Frégate saoudienne |
Le président français estime que : «L'Arabie saoudite
est un partenaire de confiance et de référence pour la France au Moyen-Orient
et il s'agit de conforter cette relation excellente». François
Hollande veut exploiter les craintes du
royaume pour se rapprocher de l’Arabie qui est pourtant un allié
historique des États-Unis. En février 1945, un pacte politique et militaire avait
été signé par Roosevelt et le roi Ibn-Saoud et il a toujours été respecté. C’est dire la vigueur des
relations entre les deux pays.
Cependant les relations ne
sont plus ce qu’elles étaient depuis le revirement de Barack Obama vis-à-vis de
l’Iran. L’Arabie avait d’abord marqué sa mauvaise humeur en refusant le siège
de membre non-permanent au Conseil de sécurité des Nations unies alors
que les Américains avaient mobilisé leurs alliés à l’ONU pour faire élire le
Royaume. Mais l’Arabie conteste le refus des Américains de frapper
militairement le régime de Bachar Al-Assad et leur décision de renouer des
liens avec l’Iran. Elle est en effet le principal soutien du CNS (coalition
nationale syrienne) qui, avec les djihadistes, tentent de faire tomber le
régime syrien. D’ailleurs le royaume a permis l’élection de son président Ahmad
Jarba contre le candidat du Qatar.
Ahmad Jarba |
Stratégie
politique
D’autre part,
le royaume reproche aux Américains de ne pas s’être engagés, après la chute de
Morsi, auprès des nouvelles autorités militaires d’Égypte, dirigées par le
général Al-Sissi, ce qui a contraint les Saoudiens à compenser l’absence d’aide
économique américaine.
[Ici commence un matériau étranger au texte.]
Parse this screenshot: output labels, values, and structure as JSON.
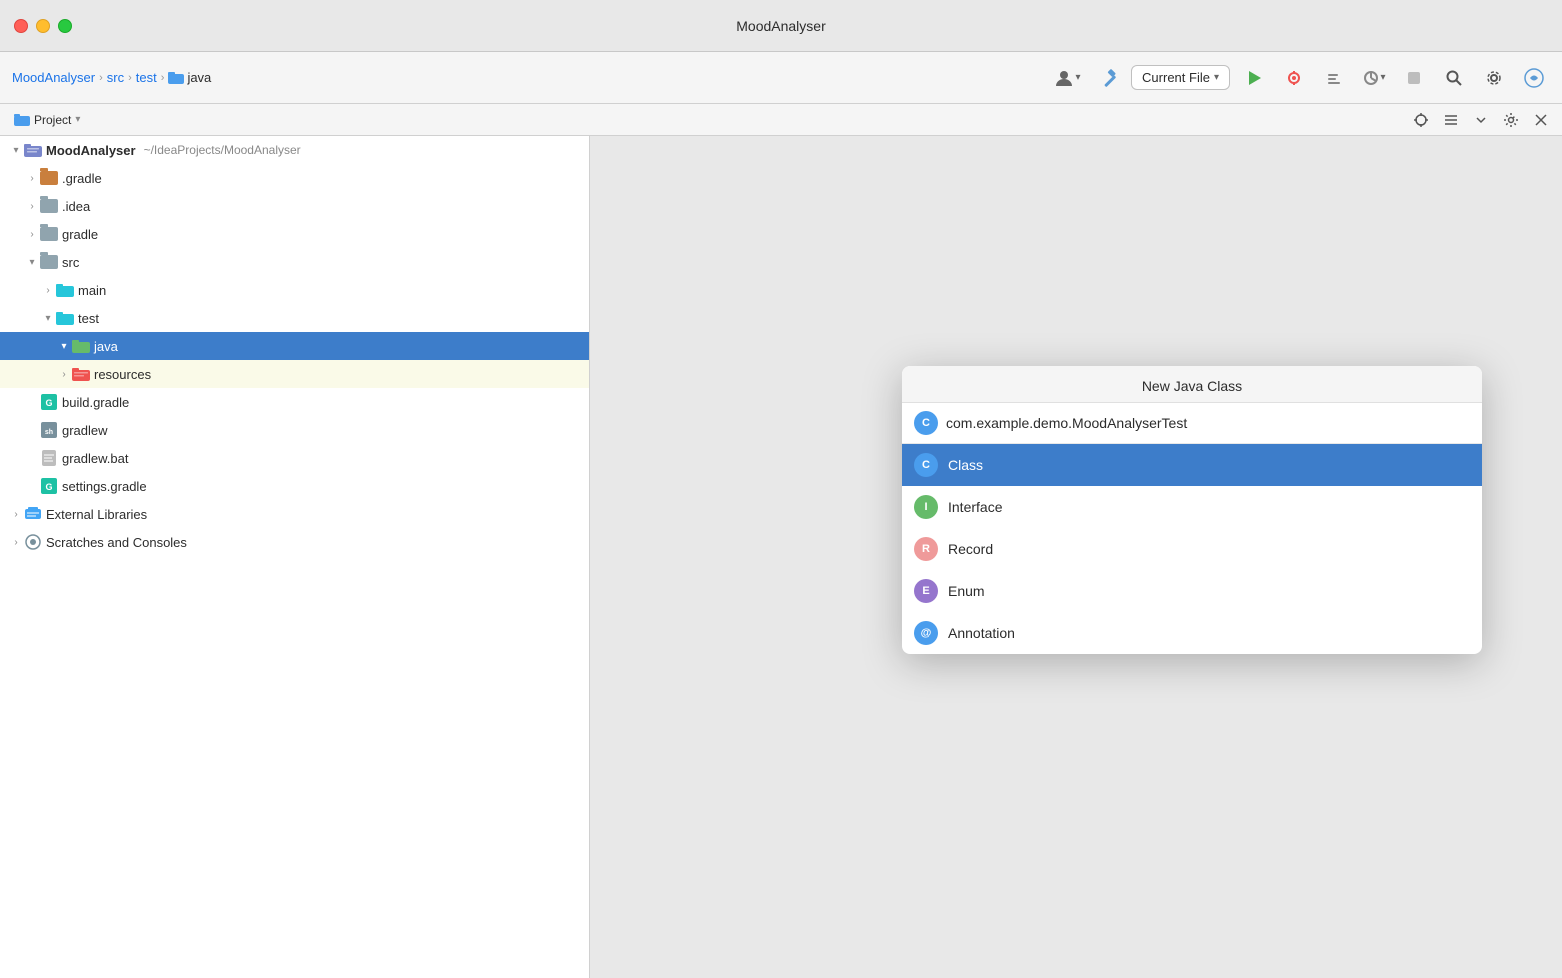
{
  "app": {
    "title": "MoodAnalyser"
  },
  "titlebar": {
    "close": "close",
    "minimize": "minimize",
    "maximize": "maximize"
  },
  "toolbar": {
    "breadcrumb": {
      "root": "MoodAnalyser",
      "src": "src",
      "test": "test",
      "java": "java"
    },
    "current_file_label": "Current File",
    "chevron": "▾"
  },
  "panel": {
    "dropdown_label": "Project",
    "chevron": "▾"
  },
  "tree": {
    "root": {
      "label": "MoodAnalyser",
      "sublabel": "~/IdeaProjects/MoodAnalyser",
      "expanded": true
    },
    "items": [
      {
        "id": "gradle",
        "label": ".gradle",
        "type": "folder-brown",
        "expanded": false,
        "indent": 2
      },
      {
        "id": "idea",
        "label": ".idea",
        "type": "folder-gray",
        "expanded": false,
        "indent": 2
      },
      {
        "id": "gradle2",
        "label": "gradle",
        "type": "folder-gray",
        "expanded": false,
        "indent": 2
      },
      {
        "id": "src",
        "label": "src",
        "type": "folder-plain",
        "expanded": true,
        "indent": 2
      },
      {
        "id": "main",
        "label": "main",
        "type": "folder-cyan",
        "expanded": false,
        "indent": 3
      },
      {
        "id": "test",
        "label": "test",
        "type": "folder-cyan",
        "expanded": true,
        "indent": 3
      },
      {
        "id": "java",
        "label": "java",
        "type": "folder-green",
        "expanded": true,
        "indent": 4,
        "selected": true
      },
      {
        "id": "resources",
        "label": "resources",
        "type": "folder-resource",
        "expanded": false,
        "indent": 4,
        "highlighted": true
      },
      {
        "id": "build-gradle",
        "label": "build.gradle",
        "type": "file-gradle",
        "indent": 2
      },
      {
        "id": "gradlew",
        "label": "gradlew",
        "type": "file-script",
        "indent": 2
      },
      {
        "id": "gradlew-bat",
        "label": "gradlew.bat",
        "type": "file-generic",
        "indent": 2
      },
      {
        "id": "settings-gradle",
        "label": "settings.gradle",
        "type": "file-gradle",
        "indent": 2
      }
    ],
    "external_libs": {
      "label": "External Libraries",
      "expanded": false
    },
    "scratches": {
      "label": "Scratches and Consoles",
      "expanded": false
    }
  },
  "dialog": {
    "title": "New Java Class",
    "input_value": "com.example.demo.MoodAnalyserTest",
    "input_icon": "C",
    "items": [
      {
        "id": "class",
        "label": "Class",
        "icon": "C",
        "icon_type": "icon-class",
        "selected": true
      },
      {
        "id": "interface",
        "label": "Interface",
        "icon": "I",
        "icon_type": "icon-interface",
        "selected": false
      },
      {
        "id": "record",
        "label": "Record",
        "icon": "R",
        "icon_type": "icon-record",
        "selected": false
      },
      {
        "id": "enum",
        "label": "Enum",
        "icon": "E",
        "icon_type": "icon-enum",
        "selected": false
      },
      {
        "id": "annotation",
        "label": "Annotation",
        "icon": "@",
        "icon_type": "icon-annotation",
        "selected": false
      }
    ]
  }
}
Les Wahhabites d’Arabie ne peuvent pas accepter une
réconciliation avec leur ennemi historique chiite. Ils craignent que le
renouveau des liens avec l’Iran favorise un soulèvement des populations chiites d’Arabie
qui peuplent en majorité les régions pétrolifères. Dans ce domaine, ils se sont
retrouvés en pleine concordance avec la stratégie d’Israël qui trouve un moyen de briser ainsi son isolement diplomatique et de se rapprocher d'un autre pays arabe.
François Hollande
s’était installé, depuis son élection, dans la posture du meilleur allié de
l’Arabie et avait déclaré «partager la frustration» saoudienne. Mais la
France ne vise pas uniquement un accord politique mais plutôt économique. Le
ministre français de la Défense, Jean-Yves Le Drian, a déjà effectué trois
visites officielles durant l’année et avait invité les forces spéciales du
royaume à s’entrainer en Corse avec l’armée française. En tant que breton il
avait par ailleurs favorisé la reprise du producteur de poulets Doux, installé dans sa région, par le
groupe saoudien Almunajem.
Poulets doux vendus en Arabie |
Le ministre le Drian a préparé le déplacement du
président à l’occasion de trois visites durant lesquelles il avait été reçu en
audience par le Roi Abdallah bin Abdelaziz Al Saoud. Les entretiens du président Hollande
porteront sur le partenariat politique et stratégique qui lie les deux pays :
«Ils doivent permettre de conforter notre convergence de vues sur les
grandes crises régionales, au premier rang desquelles figurent la crise
nucléaire iranienne et la crise syrienne. L'Arabie saoudite, partenaire
historique de la France en matière de défense, entretient avec notre
pays un dialogue militaire et de sécurité confiant, qui se traduit par une
étroite coopération de défense dense et un partenariat approfondi dans le
domaine des équipements, au profit de la sécurité du Royaume et de l'ensemble
de la région».
Menace djihadiste
Israël est bien sûr intéressé par le renforcement militaire de
l’Arabie car les six frégates Fremm et les sous-marins, faisant l’objet de
contrats, pourront aider à la sécurisation de la région en patrouillant dans
les eaux de la Mer rouge. Le réchauffement des relations entre la France et Ryad, qui avaient
connu une froideur durant le quinquennat de Nicolas Sarkozy, entre aussi dans la
stratégie anti iranienne de l’État juif. Mais Israël doit trouver un moyen de surmonter le
paradoxe de la position saoudienne dans la région qui, tout en se rapprochant des thèses israéliennes, finance et arme les groupes
djihadistes régionaux.
Djihadistes syriens |
La menace djihadiste était relativement nouvelle et
les services de renseignements israéliens avaient du mal à traiter ce problème
car ces organisations fonctionnent en groupements autonomes, dans des camps
dispersés, avec une difficulté de fixer précisément leurs zones d’activité. C’est
une menace nouvelle depuis l’avènement des révolutions arabes qui s’inscrit
dorénavant dans la stratégie d’Israël. D’ailleurs le Cabinet de sécurité est
conscient de la donne nouvelle et, récemment encore, il s’est penché sur les
mesures qu’il doit prendre alors que jusqu’à présent il s’était contenté d’observer
les bouleversements dans le monde arabe. Une collaboration tri partite avec la France
et l’Arabie pourrait être la nouvelle stratégie à l’aube de 2014.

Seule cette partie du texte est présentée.